Я зашёл за угол и простоял там, наверное, минут пять. Как идиот.»
Я перелистнула страницу.
«11 февраля. В обеденный перерыв ходил к школе. Просто постоял на улице. Она вышла с кем-то из коллег, они смеялись. У неё красивый смех, громкий, она не стесняется смеяться. Я бы хотел так. Я никогда не смеюсь громко, у меня не получается.
Зачем я это всё пишу? Не знаю. Наверное, чтобы хоть куда-то это девать.»
Я сидела на полу кабинета, и за окном шёл дождь, и кофе у меня на столе остывал, и я читала. Переворачивала страницу за страницей.
Записи были разные. Иногда короткие, в три строчки, иногда длинные. Он писал о ней, об этой женщине, которую видел на улице, которую знал только внешне, только по случайным встречам. И потом я поняла.
Он писал обо мне.
Это заняло у меня несколько минут, потому что первое время я просто читала и не складывала. А потом детали начали сходиться. Серое пальто. У меня было серое пальто, я его носила как раз в те годы. Музыкальная школа на Октябрьском проспекте. Гвоздики у цветочного лотка около рынка. Я тогда часто покупала цветы, ставила их в классе.
Это был он. Он наблюдал за мной с две тысячи восьмого года. За четыре года до того, как позвонил по объявлению о комнате.
«18 марта. Сегодня она уронила перчатку около остановки и не заметила. Я поднял. Держал в руках наверное полчаса, пока ехал домой. Потом положил в карман и так и не выбросил. Кожаная, коричневая, немного растянутая. Маленькая очень. Интересно, она заметила, что потеряла, или нет.

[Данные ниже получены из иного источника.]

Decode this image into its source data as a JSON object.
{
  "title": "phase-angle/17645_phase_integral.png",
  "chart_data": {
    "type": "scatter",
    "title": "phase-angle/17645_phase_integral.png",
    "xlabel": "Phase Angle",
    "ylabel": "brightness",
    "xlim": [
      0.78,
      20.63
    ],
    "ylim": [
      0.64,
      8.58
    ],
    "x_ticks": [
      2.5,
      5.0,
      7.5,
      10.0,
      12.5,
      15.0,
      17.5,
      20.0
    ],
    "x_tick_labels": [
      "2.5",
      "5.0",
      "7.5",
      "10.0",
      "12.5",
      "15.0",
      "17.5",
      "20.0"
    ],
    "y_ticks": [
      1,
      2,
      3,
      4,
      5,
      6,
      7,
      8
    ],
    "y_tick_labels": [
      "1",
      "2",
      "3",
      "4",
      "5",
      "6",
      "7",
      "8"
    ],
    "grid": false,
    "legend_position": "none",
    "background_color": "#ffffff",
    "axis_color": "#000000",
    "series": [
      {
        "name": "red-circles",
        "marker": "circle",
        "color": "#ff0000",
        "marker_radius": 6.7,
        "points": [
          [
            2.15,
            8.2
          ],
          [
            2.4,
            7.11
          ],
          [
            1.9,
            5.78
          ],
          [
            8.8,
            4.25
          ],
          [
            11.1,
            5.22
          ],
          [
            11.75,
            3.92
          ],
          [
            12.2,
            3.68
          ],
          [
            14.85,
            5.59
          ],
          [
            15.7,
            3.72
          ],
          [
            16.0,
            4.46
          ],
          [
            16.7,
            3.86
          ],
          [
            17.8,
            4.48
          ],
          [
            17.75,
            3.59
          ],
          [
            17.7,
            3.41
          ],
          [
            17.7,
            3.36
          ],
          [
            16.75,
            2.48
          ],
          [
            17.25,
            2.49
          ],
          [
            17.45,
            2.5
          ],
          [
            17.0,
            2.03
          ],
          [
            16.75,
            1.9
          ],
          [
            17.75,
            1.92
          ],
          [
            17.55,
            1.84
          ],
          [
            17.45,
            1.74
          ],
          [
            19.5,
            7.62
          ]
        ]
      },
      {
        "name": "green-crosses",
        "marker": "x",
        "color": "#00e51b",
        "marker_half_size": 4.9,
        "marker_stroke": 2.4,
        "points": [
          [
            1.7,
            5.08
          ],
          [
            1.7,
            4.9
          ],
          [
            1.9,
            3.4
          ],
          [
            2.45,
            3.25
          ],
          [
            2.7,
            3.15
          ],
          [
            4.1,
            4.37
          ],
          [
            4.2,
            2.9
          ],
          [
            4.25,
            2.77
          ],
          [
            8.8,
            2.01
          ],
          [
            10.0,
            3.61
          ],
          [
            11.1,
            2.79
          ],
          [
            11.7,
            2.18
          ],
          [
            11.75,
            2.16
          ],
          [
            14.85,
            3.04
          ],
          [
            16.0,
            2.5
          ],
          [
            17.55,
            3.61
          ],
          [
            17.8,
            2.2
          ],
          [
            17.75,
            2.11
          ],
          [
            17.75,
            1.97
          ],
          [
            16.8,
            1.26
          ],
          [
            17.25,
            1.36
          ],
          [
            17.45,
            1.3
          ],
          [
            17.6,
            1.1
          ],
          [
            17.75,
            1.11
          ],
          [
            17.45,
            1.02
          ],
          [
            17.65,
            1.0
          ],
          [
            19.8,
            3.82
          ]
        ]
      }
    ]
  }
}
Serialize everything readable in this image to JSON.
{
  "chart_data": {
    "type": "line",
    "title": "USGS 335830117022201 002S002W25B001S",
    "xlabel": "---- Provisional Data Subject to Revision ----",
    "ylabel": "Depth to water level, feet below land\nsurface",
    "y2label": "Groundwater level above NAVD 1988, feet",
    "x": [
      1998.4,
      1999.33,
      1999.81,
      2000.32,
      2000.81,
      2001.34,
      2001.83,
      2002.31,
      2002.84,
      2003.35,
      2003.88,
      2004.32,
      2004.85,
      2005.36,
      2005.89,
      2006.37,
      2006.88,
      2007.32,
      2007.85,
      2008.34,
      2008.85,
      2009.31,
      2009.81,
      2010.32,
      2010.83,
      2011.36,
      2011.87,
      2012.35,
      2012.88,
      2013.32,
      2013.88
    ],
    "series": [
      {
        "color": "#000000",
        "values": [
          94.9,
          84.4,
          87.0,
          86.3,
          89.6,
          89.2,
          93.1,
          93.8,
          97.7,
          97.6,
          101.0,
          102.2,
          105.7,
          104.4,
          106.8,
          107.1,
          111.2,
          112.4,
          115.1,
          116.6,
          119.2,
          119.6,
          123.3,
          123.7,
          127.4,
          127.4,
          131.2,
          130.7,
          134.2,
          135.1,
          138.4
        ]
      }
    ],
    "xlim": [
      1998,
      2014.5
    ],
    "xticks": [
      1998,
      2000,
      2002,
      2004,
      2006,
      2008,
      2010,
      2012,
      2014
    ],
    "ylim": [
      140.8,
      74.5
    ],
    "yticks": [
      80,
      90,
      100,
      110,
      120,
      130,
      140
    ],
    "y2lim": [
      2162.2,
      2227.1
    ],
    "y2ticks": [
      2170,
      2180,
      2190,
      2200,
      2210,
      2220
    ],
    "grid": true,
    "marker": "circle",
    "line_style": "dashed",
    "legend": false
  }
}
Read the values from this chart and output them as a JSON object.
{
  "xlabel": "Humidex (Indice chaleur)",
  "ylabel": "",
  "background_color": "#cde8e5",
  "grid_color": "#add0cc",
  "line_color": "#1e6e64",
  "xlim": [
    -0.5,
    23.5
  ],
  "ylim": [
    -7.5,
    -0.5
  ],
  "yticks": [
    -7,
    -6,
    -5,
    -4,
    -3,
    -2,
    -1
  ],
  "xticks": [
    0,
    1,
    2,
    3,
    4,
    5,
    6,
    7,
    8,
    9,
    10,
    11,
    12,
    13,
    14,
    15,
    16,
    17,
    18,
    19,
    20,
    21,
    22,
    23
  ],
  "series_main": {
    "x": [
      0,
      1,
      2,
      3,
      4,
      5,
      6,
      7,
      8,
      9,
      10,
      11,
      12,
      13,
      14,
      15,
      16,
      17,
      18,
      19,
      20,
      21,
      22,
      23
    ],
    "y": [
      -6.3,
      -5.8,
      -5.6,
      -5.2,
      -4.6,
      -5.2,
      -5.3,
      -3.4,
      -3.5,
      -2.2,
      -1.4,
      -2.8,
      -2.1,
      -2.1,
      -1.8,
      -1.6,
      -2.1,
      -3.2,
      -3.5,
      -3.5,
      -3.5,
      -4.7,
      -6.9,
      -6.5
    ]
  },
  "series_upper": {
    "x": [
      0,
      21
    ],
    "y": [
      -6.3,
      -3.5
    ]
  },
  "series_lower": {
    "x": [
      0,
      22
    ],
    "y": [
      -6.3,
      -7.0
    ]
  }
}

Я понимаю, что это странно. Я и сам понимаю, что это странно.»
Перчатку. Он хранил мою перчатку.
Я поднесла руку к лицу. Не знаю зачем.
«7 апреля. Видел её снова в магазине «Акварель», она выбирала ноты. Я стоял в соседнем отделе и смотрел. Она перебирала папки, что-то разглядывала, потом взяла одну папку и поставила обратно, потом взяла снова. Мне хотелось подойти и спросить, что она ищет. Я знаю много про музыку, она бы, может, не прогнала.
Но я зашёл в примерочную и не вышел оттуда, пока она не ушла. Сидел там как дурак на скамеечке среди чужих вешалок.
Потом шёл домой и думал: ну что я за человек вообще. Лишний вес, это проклятое заикание, пиджак с чужого плеча. Что я ей скажу. Добрый день, я тут за вами хожу уже два месяца, п-п-позвольте познакомиться.
Нет.»
Я отложила дневник. Встала, прошлась по кабинету. Архип выглянул из-за двери и посмотрел на меня.
— Иди сюда, — позвала я.
Он вошёл, потёрся о мои ноги и снова вышел. Самостоятельный, как и всегда.
Я вернулась к дневнику.
Записи шли месяц за месяцем. Он видел меня нечасто, иногда с перерывами в несколько недель. Потом снова. И в каждой записи было это странное сочетание нежности и отчаяния, как будто человек понимал, что сам себя поставил в тупик, и всё равно не мог выйти из него.
«14 июня. Лето. Она сегодня была в белом платье, с открытыми плечами. Я не могу нормально написать об этом. Не умею так писать. Просто она была очень красивая. И мне стало так грустно, что даже странно.»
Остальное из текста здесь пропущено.